PORTLAND HAS A WAYS to go on the Korean cuisine front. Beaverton's got the kimchi crown right now, with its endless parade of all-you-can-eat grilled kalbi and bubbling red-hot bowls of bone-in beef stew.

But two newcomers, Han Oak and Fusspot Chicken, are bringing some gochujang pepper paste realness in two very Portland ways: Han Oak is a cheffed-up prix-fixe affair and Fusspot is a pop-up. Grab your shiny metal chopsticks and get that banchan.

Han Oak

I don't know what they put in the water in Lane County in the 1990s (like, really, it could have been anything... but fluoride), but I know the high schools produced some truly stellar graduates in the early aughts—myself (haha) and Peter Cho, chef at Han Oak, included. Cho, who went to Springfield High, spent a decade in New York working as sous chef to April Bloomfield at the Spotted Pig and the Breslin. He's back, and since then has been elevating hot dogs and fried chicken into higher forms—first with Stray Dogs and then Stray Birds.

Now, Cho has landed in a light, airy space behind the Ocean restaurant pod on NE 24th, and is putting out a prix-fixe dinner on Friday and Saturday nights, along with a Sunday brunch.

When Han Oak is good, it's good. I'm still dreaming about a Korean fried cauliflower, resplendent in a glaze of gochujang and tamarind. With bread and butter daikon pickles on the side, it's one of the single most inspiring bites I've had this year—a bright orange crunchy shell of spice and complexity around a cruciferous vegetable that's attained its highest possible purpose. The parade of six to nine dishes ($65, includes gratuity) is served family style, but only for your party, avoiding that sometimes awkward dance over the last biscuit at true family-style meals. (Doesn't mean I didn't distract my dad so that I could get the last bite of that cauliflower.)

Han Oak Aaron Lee

A Korean soondae blood cake, topped with a duck-fat-fried duck egg, is a lot sexier than any intestine-based dish has a right to be. Market kimchi was so fermented it was almost effervescent: a light dance of fish sauce and pepper on the tongue. An ember smoked short rib was cut nicely with scallion and cabbage slaw, along with a fiery ssamjang sauce. I saved some to add to the koji salt baked pork belly that you roll yourself with bun-like rice paper, scallion, and celery. Dessert, a pan-fried rice cake with red bean sherbet and toasted barley powder, evoked childhood happiness, even though as a kid I never got more exotic than mixing chocolate and strawberry ice cream.

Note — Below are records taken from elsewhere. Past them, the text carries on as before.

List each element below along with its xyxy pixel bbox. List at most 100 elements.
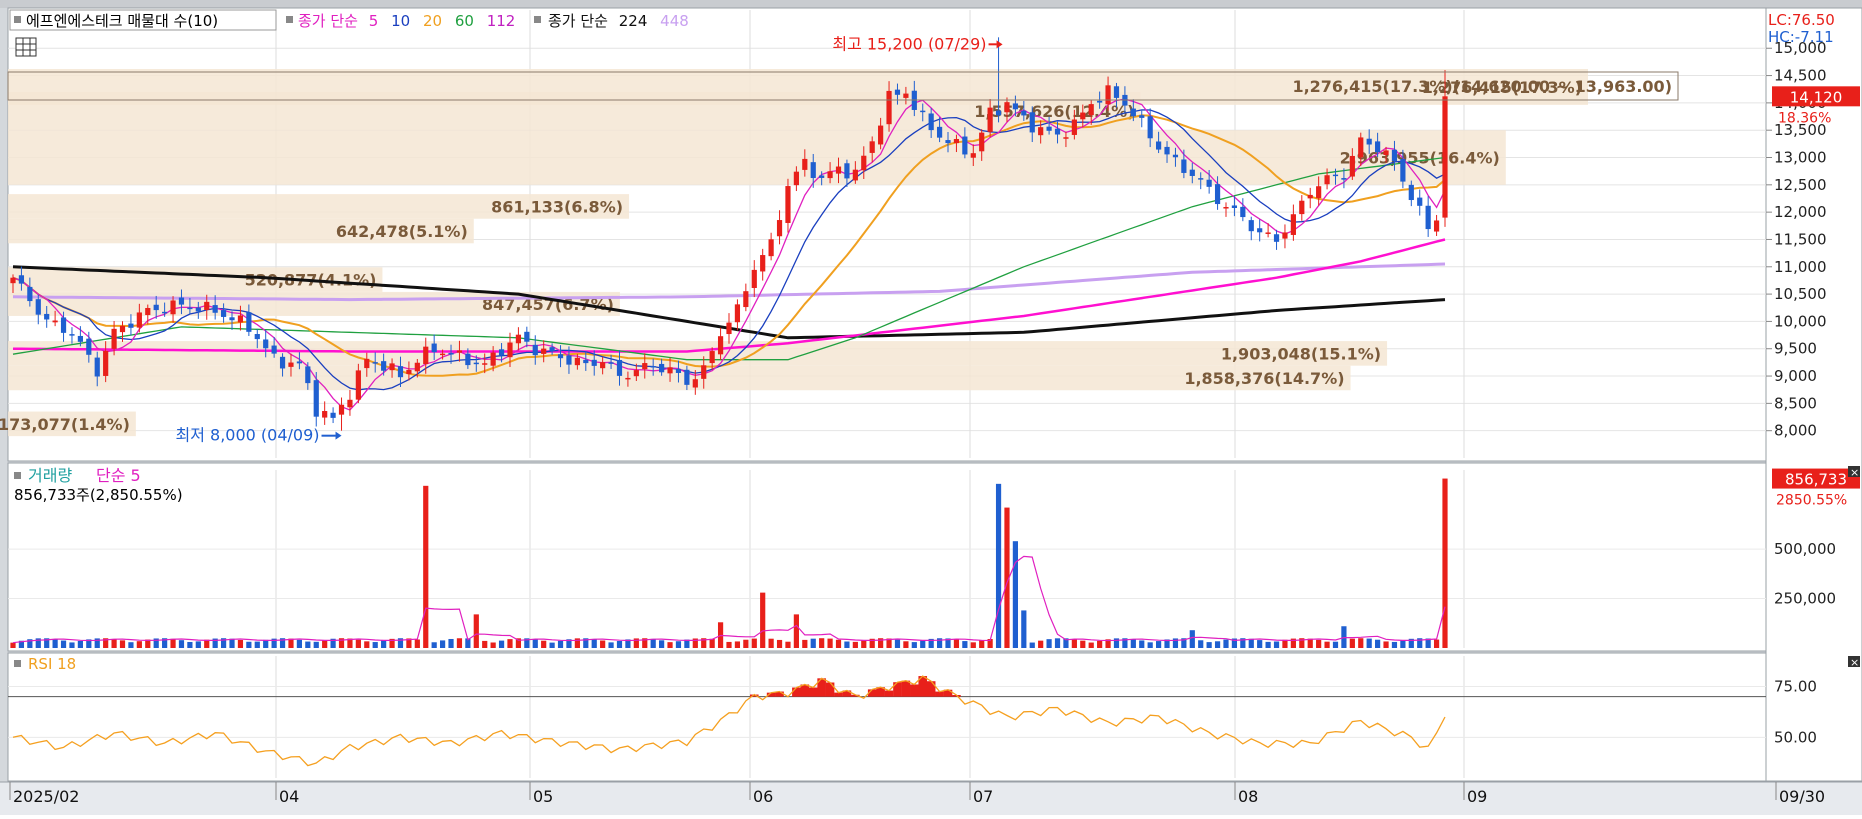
candle-body <box>1147 116 1153 139</box>
time-tick-label: 07 <box>973 787 993 806</box>
candle-body <box>574 357 580 366</box>
volume-bar <box>1349 638 1355 648</box>
volume-bar <box>440 640 446 648</box>
volume-profile-label: 861,133(6.8%) <box>491 197 623 216</box>
candle-body <box>338 404 345 415</box>
volume-bar <box>473 614 479 648</box>
table-grid-icon[interactable] <box>15 37 37 57</box>
volume-bar <box>827 638 833 648</box>
candle-body <box>162 311 168 314</box>
volume-bar <box>1290 638 1296 648</box>
volume-panel[interactable] <box>7 462 1767 652</box>
time-tick-label: 04 <box>279 787 299 806</box>
volume-profile-bar <box>8 411 136 437</box>
volume-bar <box>1113 638 1120 648</box>
candle-body <box>1425 205 1431 230</box>
low-annotation: 최저 8,000 (04/09) <box>176 426 320 445</box>
candle-body <box>296 361 302 364</box>
candle-body <box>768 239 774 257</box>
candle-body <box>692 379 698 388</box>
candle-body <box>524 331 530 342</box>
volume-bar <box>878 638 884 648</box>
candle-body <box>1080 112 1086 120</box>
candle-body <box>1299 200 1305 215</box>
volume-bar <box>1332 641 1339 648</box>
volume-bar <box>271 638 277 648</box>
volume-bar <box>785 641 791 648</box>
range-box-label: 1,276,415(17.3%)(14,620.00 ~ 13,963.00) <box>1292 77 1672 96</box>
candle-body <box>970 153 976 158</box>
candle-body <box>406 369 412 375</box>
candle-body <box>608 362 614 364</box>
volume-bar <box>1054 638 1061 648</box>
volume-bar <box>195 641 201 648</box>
candle-body <box>10 277 16 284</box>
volume-bar <box>1425 638 1431 648</box>
candle-body <box>717 336 724 355</box>
volume-bar <box>709 638 715 648</box>
candle-body <box>583 359 589 364</box>
volume-bar <box>1071 639 1077 648</box>
volume-bar <box>1189 630 1195 648</box>
candle-body <box>928 113 934 131</box>
current-change-text: 18.36% <box>1778 110 1831 126</box>
candle-body <box>1105 85 1111 105</box>
candle-body <box>52 320 58 323</box>
volume-profile-bar <box>8 291 620 316</box>
candle-body <box>743 291 749 308</box>
candle-body <box>1172 154 1179 158</box>
price-tick-label: 14,500 <box>1774 67 1827 85</box>
panel-menu-icon[interactable] <box>14 16 21 23</box>
volume-bar <box>372 642 378 648</box>
candle-body <box>650 366 656 368</box>
volume-bar <box>1282 639 1288 648</box>
candle-body <box>440 353 446 356</box>
candle-body <box>1054 128 1061 135</box>
volume-profile-label: 1,276,415(17.3%) <box>1422 78 1582 97</box>
candle-body <box>1307 194 1313 199</box>
legend2-menu-icon[interactable] <box>534 16 541 23</box>
candle-body <box>642 363 648 370</box>
volume-bar <box>692 638 698 648</box>
candle-body <box>204 301 210 310</box>
volume-bar <box>338 638 345 648</box>
close-icon[interactable]: × <box>1848 656 1860 669</box>
candle-body <box>591 359 597 366</box>
candle-body <box>212 305 218 313</box>
candle-body <box>507 342 513 358</box>
candle-body <box>1366 138 1372 145</box>
volume-bar <box>911 642 917 648</box>
candle-body <box>347 399 353 408</box>
legend-menu-icon[interactable] <box>286 16 293 23</box>
title-chip[interactable] <box>9 9 277 31</box>
volume-bar <box>1442 478 1448 648</box>
candle-body <box>145 307 151 316</box>
candle-body <box>1408 184 1414 201</box>
volume-tick-label: 250,000 <box>1774 590 1836 608</box>
candle-body <box>35 299 41 315</box>
candle-body <box>389 363 395 371</box>
volume-profile-bar <box>8 341 1388 366</box>
candle-body <box>1206 179 1212 187</box>
volume-menu-icon[interactable] <box>14 472 21 479</box>
price-axis-area <box>1765 7 1862 782</box>
volume-bar <box>633 638 639 648</box>
rsi-menu-icon[interactable] <box>14 660 21 667</box>
candle-body <box>1358 137 1364 158</box>
hc-label: HC:-7.11 <box>1768 28 1834 46</box>
candle-body <box>1290 214 1296 235</box>
volume-title: 거래량 <box>28 466 72 485</box>
candle-body <box>482 363 488 365</box>
volume-bar <box>52 639 58 648</box>
close-icon[interactable]: × <box>1848 466 1860 479</box>
volume-bar <box>170 638 176 648</box>
candle-body <box>852 169 858 181</box>
candle-body <box>995 110 1002 116</box>
volume-bar <box>86 639 92 648</box>
rsi-panel[interactable] <box>7 652 1767 782</box>
candle-body <box>953 138 960 144</box>
candle-body <box>465 353 471 366</box>
volume-bar <box>1257 640 1263 648</box>
candle-body <box>633 370 639 377</box>
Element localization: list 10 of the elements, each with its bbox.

Brunch ($32) is a pretty legitimate representation of how folks in East Asia eat breakfast. The soup was a standout and nearly a meal unto itself: Two large chicken and chive dumplings with dense Korean rice cakes were submerged in a rich garlic-forward broth. The rest of the meal, arranged on a metal tray, included a competently seared salted ocean trout, a too-dry savory waffle with pork, kimchi, and ramps, and more of that great pickled banchan and kimchi. (Cho says he's since perfected his waffle.)

Unfortunately, our visit that morning took "free range" to a whole new level. We walked in to a few people waiting to be served and no greeting. At no point were we given a menu, and I had to go to the chef's counter to get some desperately needed Water Avenue Coffee. I learned later that a server couldn't make it and one of the chefs called in sick, an issue that would hobble a mid-sized restaurant, to say nothing of the intimate Han Oak. This was unlucky timing for a critic's visit. But as a fellow Eugenian and avid eater, I can't wait to see where Cho's talents take us.


Fusspot Chicken

The simplicity of this semi-monthly pop-up—Korean fried chicken, quick cucumber pickles and slaw—belies the amount of fuss behind Fusspot Chicken.

Right now Howard Kamil and Tonya Jone Miller are twice-frying battered thighs, wings, and drumsticks (there's no white meat here, folks) every other Saturday in the Kitchen Cru incubator space at 337 NW Broadway. Kamil, who hails from New Jersey, went home for a visit and got hooked on the uniquely crispy fried chicken that comes painted with a spicy gochujang pepper-based sauce.

Kamil worked on the batter recipe for three years before unveiling it in April to sellout crowds. At a recent visit, I ate at the counter and had a $5 glass of not-fancy sparkling rosé that was generously refilled. The price? A very cheap $12, especially considering the bounty of two wings, a drumstick, and a thigh, which were piled on my paper plate, with the slaw and pickles cooling the moderately spicy sauce. I added extra Korean pepper at the counter to up the fire quotient. Eat in, and grab a to-go order for the morning: Cold Fusspot also makes for a fine breakfast.